Hi Tom, thank you for suggestion but there might be NLB related problem.
NLB is a server level balancer not site, yes you can turn off server from it with all its sites as result. So imagine that you have two sites and two servers, then what will happen if both sites are deploying same time but first will turn off first server from NLB and second will turn off second server from NLB - then inside NLB will be 0 servers and nothing at all will work
To me it seems that reasonable way might be deploying in specified order always and only if there is no other deployment running at moment in this scenarion - wondering can it be achieved or should it be scripted by hands
Tom Peters on 13 Oct, 2017 12:21 AM
I see the problem you are facing. Because NLB is a server level balancer, you might want to consider separating out your two sites so that they are not sharing the same load balancer. This would mean you could easily deploy both sites independently, even if they are on the same servers.
If that is not a viable solution then yes, you will need to do something more complex to manage the deployments, probably involving custom scripting.

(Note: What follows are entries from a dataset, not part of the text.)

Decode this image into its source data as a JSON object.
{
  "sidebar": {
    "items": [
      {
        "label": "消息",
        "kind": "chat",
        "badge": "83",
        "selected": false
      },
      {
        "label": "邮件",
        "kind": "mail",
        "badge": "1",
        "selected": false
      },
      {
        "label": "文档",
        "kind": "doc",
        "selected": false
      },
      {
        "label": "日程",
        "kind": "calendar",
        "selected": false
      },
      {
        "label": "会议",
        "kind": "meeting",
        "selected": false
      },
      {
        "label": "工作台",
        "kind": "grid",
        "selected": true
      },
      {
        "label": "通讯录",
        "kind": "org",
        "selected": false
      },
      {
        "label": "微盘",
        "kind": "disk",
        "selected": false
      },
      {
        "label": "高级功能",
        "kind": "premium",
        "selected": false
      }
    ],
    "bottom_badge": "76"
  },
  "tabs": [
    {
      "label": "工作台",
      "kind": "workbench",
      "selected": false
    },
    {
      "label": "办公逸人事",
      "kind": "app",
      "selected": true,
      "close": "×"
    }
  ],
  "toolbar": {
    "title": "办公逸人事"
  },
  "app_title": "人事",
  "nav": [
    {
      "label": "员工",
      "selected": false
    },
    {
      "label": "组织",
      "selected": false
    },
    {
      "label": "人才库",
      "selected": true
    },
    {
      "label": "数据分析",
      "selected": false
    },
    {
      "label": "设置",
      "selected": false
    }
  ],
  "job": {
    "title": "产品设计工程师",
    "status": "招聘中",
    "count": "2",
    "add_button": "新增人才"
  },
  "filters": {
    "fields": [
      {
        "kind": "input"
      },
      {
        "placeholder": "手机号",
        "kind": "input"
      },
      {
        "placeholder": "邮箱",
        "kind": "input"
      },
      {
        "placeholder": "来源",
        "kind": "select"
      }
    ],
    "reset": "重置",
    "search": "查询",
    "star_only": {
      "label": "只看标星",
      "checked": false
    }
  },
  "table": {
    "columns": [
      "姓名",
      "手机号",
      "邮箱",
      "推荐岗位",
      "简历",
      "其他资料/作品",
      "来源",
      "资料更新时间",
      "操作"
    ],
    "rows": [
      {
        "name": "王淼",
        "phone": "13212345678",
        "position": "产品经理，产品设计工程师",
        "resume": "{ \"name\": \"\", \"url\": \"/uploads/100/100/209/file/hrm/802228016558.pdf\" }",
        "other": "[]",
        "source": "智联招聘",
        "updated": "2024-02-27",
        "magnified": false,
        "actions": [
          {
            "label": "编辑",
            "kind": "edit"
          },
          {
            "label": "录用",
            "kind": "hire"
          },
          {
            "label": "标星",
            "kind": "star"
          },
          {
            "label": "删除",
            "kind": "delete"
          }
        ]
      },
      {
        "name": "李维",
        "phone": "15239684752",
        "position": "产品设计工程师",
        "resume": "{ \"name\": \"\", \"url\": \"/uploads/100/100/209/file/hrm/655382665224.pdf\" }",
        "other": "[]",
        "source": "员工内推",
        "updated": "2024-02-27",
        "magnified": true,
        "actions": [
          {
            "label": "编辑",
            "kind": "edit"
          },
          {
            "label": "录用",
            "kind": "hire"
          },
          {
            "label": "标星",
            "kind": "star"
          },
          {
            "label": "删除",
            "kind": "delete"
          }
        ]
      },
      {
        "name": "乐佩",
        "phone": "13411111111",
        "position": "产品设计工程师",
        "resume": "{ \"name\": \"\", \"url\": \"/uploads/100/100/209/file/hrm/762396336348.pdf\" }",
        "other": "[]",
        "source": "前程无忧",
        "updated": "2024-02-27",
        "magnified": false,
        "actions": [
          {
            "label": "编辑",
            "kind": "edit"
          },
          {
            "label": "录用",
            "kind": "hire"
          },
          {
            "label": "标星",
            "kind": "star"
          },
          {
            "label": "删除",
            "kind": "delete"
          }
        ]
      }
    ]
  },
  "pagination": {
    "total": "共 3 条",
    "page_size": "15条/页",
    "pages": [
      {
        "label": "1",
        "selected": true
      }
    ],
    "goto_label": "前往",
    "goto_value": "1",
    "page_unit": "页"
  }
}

Thank you for advice will try to find workaround without heavy scripting
At least at this stage we can try to remove access to "green button" from everyone except one person who will be responsible for "button click" :) at least it might be a short term solution resolving possible issues with cross fire deployments
Tom Peters on 23 Oct, 2017 12:55 AM
If you have a single Octopus Server node, you can change the Task Cap to 1. Releases are deployed using the Task system in Octopus, so setting this to 1 means that only 1 deployment can occur at once.
This will mean that you can click the green Deploy button while another deployment is running, but it will be enqueued in the Task queue and not run immediately.
I should warn you that this is not something we would usually recommend as it can have adverse performance implications for your Octopus server. There are other operations that Octopus performs that use the Task queue, so having long running deployments will block these system tasks. Similarly, these system tasks may block deployments from running. An example of one of these tasks is the Tentacle health check task.
So if you do make this change, keep in mind that it might cause performance problems later on. I would carefully monitor the Octopus Task log to get a good understanding of what is happening on your Octopus server.